The American Armed Forces Mutual Aid Association (AAFMAA) is no longer planning to transform its administrative offices in Reston into a new headquarters.
With its office needs declining, the member-owned nonprofit, which provides life insurance, mortgages and other financial services to members of the U.S. military community, has shifted its focus instead to housing, according to a rezoning application submitted to Fairfax County on June 24.
The newly proposed redevelopment would replace two existing office buildings at 1850 and 1856 Old Reston Avenue with up to 57 townhomes, while retaining the historic Bowman House as a single-family, detached home or a private club house for future residents.
EYA, the developer selected for the project by AAFMAA, prioritized preserving the 5.18-acre site’s historic elements, unique architectural features and views from Old Reston Avenue when crafting a design for the potential “boutique townhome community,” the application says.
“Together, these goals are intended to create a connection between the history of the Property and its future, and achieve a harmonious landscape for the Old Reston Avenue corridor,” land use attorney Andrew Painter wrote in a June 23 statement of justification.
The Fairfax County Planning Commission previously approved a plan in 2019 to redevelop the property with two brand-new, 50-foot-tall office buildings that AAFMAA envisioned turning into a future headquarters campus. The nonprofit’s base is currently at Fort Myers in Arlington.
Through a subsidiary named AP Reston Campus LLC, the association acquired the site for $16 million in 2009 and has been using the existing office buildings as administrative facilities since 2010, while leasing some space to other tenants.
Constructed in 1986, the office buildings would be too costly to renovate, AAFMAA contended when pursuing its headquarters project, anticipating a greater “return on investment” from a full rebuild and modernization.
That proposal included a commitment to preserve the Bowman House, which was originally built in 1899 and served as the family home of Fairfax Hunt Club founder and distillery owner A. Smith Bowman. Named Sunset Hills, the three-story manor is designated as a historic site by Fairfax County, but its interior was converted to office space in the 1980s.
Since the headquarters plan received the county’s approval, AAFMAA’s needs for office space “have substantially decreased,” rendering the project “infeasible,” Painter said in the new application.

As reported by the Washington Business Journal, an initial pitch outlining plans to pursue a townhouse development instead was reviewed by the Fairfax County Architectural Review Board in February.

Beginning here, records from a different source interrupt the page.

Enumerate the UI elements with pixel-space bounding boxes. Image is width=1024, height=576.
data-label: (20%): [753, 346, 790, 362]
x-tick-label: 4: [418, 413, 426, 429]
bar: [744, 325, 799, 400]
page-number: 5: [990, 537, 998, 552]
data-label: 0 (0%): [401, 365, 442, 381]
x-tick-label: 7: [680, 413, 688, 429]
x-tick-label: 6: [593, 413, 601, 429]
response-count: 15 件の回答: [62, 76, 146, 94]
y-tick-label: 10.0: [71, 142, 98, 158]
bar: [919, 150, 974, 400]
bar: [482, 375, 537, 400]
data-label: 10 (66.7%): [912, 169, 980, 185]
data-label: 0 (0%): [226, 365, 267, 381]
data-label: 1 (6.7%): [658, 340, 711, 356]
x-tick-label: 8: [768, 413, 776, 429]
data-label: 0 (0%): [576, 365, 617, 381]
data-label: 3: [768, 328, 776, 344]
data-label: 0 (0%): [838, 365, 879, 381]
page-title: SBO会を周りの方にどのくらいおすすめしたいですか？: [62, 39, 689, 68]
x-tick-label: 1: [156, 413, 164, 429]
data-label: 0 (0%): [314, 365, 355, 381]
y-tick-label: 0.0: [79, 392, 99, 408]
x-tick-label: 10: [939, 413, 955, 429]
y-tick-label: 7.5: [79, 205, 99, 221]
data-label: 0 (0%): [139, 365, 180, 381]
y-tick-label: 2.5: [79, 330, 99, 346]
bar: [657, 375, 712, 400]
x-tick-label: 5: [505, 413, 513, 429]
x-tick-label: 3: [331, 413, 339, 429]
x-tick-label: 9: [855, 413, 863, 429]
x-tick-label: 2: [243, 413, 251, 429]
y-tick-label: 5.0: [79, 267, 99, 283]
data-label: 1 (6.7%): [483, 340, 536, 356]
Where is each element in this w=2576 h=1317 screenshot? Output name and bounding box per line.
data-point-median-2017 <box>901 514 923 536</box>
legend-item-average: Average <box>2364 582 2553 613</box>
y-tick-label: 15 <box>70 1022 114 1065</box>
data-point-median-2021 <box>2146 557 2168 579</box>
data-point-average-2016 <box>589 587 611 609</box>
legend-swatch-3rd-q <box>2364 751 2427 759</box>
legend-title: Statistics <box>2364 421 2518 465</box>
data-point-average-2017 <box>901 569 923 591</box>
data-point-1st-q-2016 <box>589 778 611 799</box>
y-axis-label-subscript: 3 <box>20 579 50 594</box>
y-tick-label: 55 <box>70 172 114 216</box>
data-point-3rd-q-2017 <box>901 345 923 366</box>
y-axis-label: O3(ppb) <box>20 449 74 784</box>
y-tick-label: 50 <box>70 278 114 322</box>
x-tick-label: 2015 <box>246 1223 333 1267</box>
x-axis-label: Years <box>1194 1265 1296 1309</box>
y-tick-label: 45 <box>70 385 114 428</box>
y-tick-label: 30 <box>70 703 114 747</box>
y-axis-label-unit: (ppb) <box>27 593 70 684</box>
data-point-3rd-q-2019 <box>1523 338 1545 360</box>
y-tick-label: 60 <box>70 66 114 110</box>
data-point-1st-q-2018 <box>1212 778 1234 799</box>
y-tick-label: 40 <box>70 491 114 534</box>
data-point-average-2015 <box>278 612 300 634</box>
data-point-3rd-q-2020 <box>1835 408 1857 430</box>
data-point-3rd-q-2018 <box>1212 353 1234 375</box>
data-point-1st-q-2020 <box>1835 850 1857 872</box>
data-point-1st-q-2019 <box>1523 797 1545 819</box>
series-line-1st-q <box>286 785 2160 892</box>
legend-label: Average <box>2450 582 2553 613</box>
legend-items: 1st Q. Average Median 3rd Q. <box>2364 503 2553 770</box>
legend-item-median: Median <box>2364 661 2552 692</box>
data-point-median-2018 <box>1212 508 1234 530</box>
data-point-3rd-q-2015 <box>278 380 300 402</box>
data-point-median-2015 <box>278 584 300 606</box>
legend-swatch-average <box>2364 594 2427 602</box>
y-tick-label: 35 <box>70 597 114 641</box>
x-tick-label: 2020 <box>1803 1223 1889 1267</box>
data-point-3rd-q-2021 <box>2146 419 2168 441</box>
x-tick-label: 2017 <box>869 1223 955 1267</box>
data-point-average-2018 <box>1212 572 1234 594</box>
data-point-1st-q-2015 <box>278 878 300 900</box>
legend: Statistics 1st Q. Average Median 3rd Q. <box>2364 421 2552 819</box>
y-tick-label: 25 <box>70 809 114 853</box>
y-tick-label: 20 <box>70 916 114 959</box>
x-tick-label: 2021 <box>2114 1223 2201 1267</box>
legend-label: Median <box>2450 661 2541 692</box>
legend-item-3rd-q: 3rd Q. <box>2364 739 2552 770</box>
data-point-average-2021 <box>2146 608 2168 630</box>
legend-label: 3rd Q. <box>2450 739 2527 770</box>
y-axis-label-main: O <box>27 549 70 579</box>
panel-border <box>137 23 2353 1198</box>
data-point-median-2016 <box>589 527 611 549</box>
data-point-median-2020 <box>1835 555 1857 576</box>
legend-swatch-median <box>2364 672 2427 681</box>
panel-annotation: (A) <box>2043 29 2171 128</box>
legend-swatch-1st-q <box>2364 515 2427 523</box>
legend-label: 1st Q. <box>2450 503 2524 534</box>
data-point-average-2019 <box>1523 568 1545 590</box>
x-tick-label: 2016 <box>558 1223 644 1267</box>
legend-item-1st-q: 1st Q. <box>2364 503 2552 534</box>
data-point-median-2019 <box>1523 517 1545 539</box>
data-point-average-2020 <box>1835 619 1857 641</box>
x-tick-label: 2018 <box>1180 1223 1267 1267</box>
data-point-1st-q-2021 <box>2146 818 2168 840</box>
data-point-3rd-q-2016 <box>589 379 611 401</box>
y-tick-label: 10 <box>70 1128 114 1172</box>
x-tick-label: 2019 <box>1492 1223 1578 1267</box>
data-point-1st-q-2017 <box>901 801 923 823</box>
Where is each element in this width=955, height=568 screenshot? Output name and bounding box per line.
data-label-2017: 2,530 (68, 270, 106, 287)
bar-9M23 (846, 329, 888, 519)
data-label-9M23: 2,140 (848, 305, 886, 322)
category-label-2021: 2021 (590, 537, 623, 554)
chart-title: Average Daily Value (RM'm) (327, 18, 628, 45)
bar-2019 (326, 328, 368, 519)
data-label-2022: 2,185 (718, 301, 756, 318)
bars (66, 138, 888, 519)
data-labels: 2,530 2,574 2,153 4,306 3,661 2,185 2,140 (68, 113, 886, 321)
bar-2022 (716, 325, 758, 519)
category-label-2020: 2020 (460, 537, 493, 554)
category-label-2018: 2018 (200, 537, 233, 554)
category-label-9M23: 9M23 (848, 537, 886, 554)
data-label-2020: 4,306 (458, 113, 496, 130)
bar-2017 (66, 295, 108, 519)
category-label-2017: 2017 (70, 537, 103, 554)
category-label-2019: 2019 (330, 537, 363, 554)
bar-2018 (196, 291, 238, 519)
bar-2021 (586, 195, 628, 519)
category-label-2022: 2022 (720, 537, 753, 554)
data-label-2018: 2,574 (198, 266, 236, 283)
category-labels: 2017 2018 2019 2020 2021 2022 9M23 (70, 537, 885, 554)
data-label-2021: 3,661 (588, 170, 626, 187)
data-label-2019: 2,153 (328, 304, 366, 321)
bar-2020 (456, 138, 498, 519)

Noting the property’s proximity to the former Fannie Mae campus on American Dream Way, where townhouses are now under construction, the rezoning application depicts four-story townhouses that will be around 55 feet tall with a minimum of three bedrooms each.
Most units will feature rear-loading garages, but 15 will have front-loading garages. Seven three-bedroom units will be reserved as affordable dwelling units (ADUs), though the planned income range isn’t specified.
“Many of the units will offer elevators to improve accessibility,” the application said. “The project would accommodate people of all ages, physical abilities, economic circumstances, and households of all sizes and stages of family life.”
The planned development will incorporate two publicly accessible urban parks that can be reached from Old Reston Avenue via a new, ADA-compliant sidewalk through an existing wall along the roadway, Painter wrote:
The first urban park, located along Old Reston Avenue and west of the Bowman House, is envisioned as a flexible open space, offering shaded lawn area under large, mature trees that are being preserved in the redevelopment. This area is suitable for free play and picnics. The second urban park, located west of the Bowman House, is designed as a garden with seating areas, intended to evoke the character of the gardens that historically existed on the Property in approximately the same location.
EYA has proposed adding crosswalks on Old Reston Avenue at its intersections with a private drive through the new community. The developer will also “promote cycling access” with secure on-site bicycle racks and a “sharrow” on Old Reston Avenue, the application says.
AAFMAA’s proposed redevelopment, which hasn’t been officially accepted for review by Fairfax County staff yet, isn’t the first attempt to bring new housing to the Bowman House site.
The county’s Board of Supervisors approved an application from the previous owner in 2006 that would’ve allowed 60 multifamily residential units and the conversion of the Bowman House into a six-room hotel. However, the “Boxwoods” project, as it was known, never came to fruition, with the developer instead selling the property to AAFMAA a few years later.